Vortrag

Kunsthistoriker: "Lasst uns weiter Wunder tun"

Pultengel in der Kirche Lüssow: Das Pult scheint über den geflügelten Schultern der Engelsfigur zu schweben.
Pultengel in der Kirche Lüssow: Das Pult scheint über den geflügelten Schultern der Engelsfigur zu schweben.© PEK/Sebastian Kühl

12. April 2023 von Anja Goritzka

Der Kunsthistoriker Detlef Witt setzt sich für die Restaurierung von Kirchenschätzen in Mecklenburg-Vorpommern ein. Für die Kirchengemeinden sei das meist mit hohen Kosten verbunden. Witt beklagt eine fehlende Unterstützung vom Land.

Wenn Detlef Witt über den Pultengel in der Dorfkirche von Lüssow bei Gützkow in Mecklenburg-Vorpommern spricht, gerät er ins Schwärmen: "Der Pultengel war total zerfressen. Der Greifswalder Holzbildhauer Edvardas Racevicius hat ihn anhand von alten Bildern ergänzt und die Restauratorin Jenny Louise Heymel hat ihn restauriert." Das sei in den Jahren 2016 und 2017 gewesen.

"Der Pultengel ist quasi wieder auferstanden"

Zuvor habe der Engel von 1725 aus der Werkstatt des barocken Stralsunder Bildhauers Elias Kessler in Einzelteilen und Bruchstücken auf der Empore gelegen. "Der Pultengel ist quasi wieder auferstanden", freut sich der 60-jährige Kunsthistoriker Witt aus Katzenow.

Zur Zeit inventarisiert Detlef Witt das Kunst-Gut in den Propsteien Parchim und Stralsund im Sprengel Mecklenburg und Pommern. "Ich hatte das große Glück, nach meinem Studium in einem Restaurierungsatelier arbeiten zu können." Durch diese Arbeit habe er einen sehr geschulten Blick auf Schäden.

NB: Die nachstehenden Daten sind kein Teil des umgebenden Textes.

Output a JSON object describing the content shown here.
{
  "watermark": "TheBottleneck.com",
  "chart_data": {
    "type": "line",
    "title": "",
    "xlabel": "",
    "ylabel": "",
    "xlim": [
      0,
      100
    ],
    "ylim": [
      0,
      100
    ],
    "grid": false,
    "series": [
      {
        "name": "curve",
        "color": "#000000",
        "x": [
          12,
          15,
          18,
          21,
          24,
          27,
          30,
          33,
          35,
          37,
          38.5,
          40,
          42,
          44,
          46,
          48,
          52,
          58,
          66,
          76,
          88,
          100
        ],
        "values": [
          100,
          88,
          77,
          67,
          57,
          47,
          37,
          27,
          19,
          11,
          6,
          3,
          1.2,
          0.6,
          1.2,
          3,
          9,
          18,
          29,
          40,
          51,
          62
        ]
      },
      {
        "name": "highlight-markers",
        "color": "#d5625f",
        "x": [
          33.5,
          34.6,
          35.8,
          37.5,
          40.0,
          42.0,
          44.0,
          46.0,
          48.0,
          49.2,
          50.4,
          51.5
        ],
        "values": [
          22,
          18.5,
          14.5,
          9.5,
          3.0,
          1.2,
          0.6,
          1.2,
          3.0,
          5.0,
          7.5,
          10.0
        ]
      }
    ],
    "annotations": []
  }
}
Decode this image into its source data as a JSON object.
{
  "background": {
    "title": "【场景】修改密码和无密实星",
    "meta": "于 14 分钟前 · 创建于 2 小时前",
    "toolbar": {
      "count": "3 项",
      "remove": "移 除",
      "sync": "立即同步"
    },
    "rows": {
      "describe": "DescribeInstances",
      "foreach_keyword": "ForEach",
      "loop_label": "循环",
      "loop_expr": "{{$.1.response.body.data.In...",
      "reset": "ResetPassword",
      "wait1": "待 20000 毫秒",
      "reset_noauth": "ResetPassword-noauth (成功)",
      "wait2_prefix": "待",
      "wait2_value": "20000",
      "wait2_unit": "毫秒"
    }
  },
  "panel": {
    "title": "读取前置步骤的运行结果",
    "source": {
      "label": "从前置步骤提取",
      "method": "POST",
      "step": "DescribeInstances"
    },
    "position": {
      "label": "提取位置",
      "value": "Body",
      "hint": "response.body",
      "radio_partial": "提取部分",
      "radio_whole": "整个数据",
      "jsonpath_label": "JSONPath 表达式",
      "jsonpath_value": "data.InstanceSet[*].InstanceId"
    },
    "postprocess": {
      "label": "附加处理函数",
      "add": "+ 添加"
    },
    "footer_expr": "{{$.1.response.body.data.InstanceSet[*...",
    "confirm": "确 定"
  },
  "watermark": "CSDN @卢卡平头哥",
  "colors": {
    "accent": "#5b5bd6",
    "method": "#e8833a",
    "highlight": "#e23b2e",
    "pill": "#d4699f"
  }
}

Es ärgere ihn, sagt er, dass im Landesamt für Kultur und Denkmalpflege von MV über lange Zeit weder die Fotografen-Stelle noch die Restauratoren-Stelle besetzt gewesen sei. Das erschwere die Arbeit. Eine Restauratoren-Stelle ist mittlerweile ausgeschrieben.

Noch immer wird nach im Krieg verschollenen Stücken gesucht

Seit Witt mit seiner Arbeit 2004 im ehemaligen Kirchenkreis Stralsund - heute Propstei - begann, ist viel passiert. Doch es gibt immer noch Schäden vor allem an den Kunstobjekten, die zum Teil noch auf Auslagerungen während des Zweiten Weltkriegs zurückzuführen sind. Noch immer wird nach damals verschollenen Stücken gesucht. Die Erfolge der Restauratorinnen und Restauratoren möchte er in einem Vortrag in Greifswald am kommenden Freitag  hervorheben.

Weitere Informationen: 

Der Vortrag "Lasst uns weiter Wunder tun! Wie Restauratoren Kirchenschätze retten" von Detlef Witt findet am Freitag, 14. April, um 19 Uhr in der Domstraße 13 in Greifswald statt.

 

Witt ist seit Kurzem im Vorstand der Arbeitsgemeinschaft für pommersche Kirchengeschichte, der Vortrag ist so etwas wie seine Antrittsrede. Seit 1987 habe er viel mit kirchlicher Kunst in der Region zu tun: "Ich weiß um die Situation der Kirchengemeinden in MV." Für den Erhalt der Kunstschätze in den Kirchen Mecklenburgs und Vorpommerns möchte er auch die Öffentlichkeit sensibilisieren.

Detlef Witt arbeitet auch in Pfarrarchiven von Gemeinden, befasst sich mit ausgewählten Bauakten und Rechnungsbüchern. "In Corona-Zeiten habe ich für mehrere Gemeinden Archivarbeit gemacht", berichtet er. Unerschlossene Quellen wie Rechnungsbücher, die teilweise bis ins 17. Jahrhundert zurückgehen, konnte er erschließen.

Es gibt viel zu tun

Dennoch sei viel zu tun in Mecklenburg-Vorpommern. "Pommern hängt eindeutig immer noch hinterher", sagt Detlef Witt. Der Zustand mancher Archivalien in den Pfarrarchiven ist seiner Einschätzung nach "fatal": "Die einmaligen Quellen wie barocke Rechnungsbücher müssen dringend vor dem Zerfall bewahrt werden."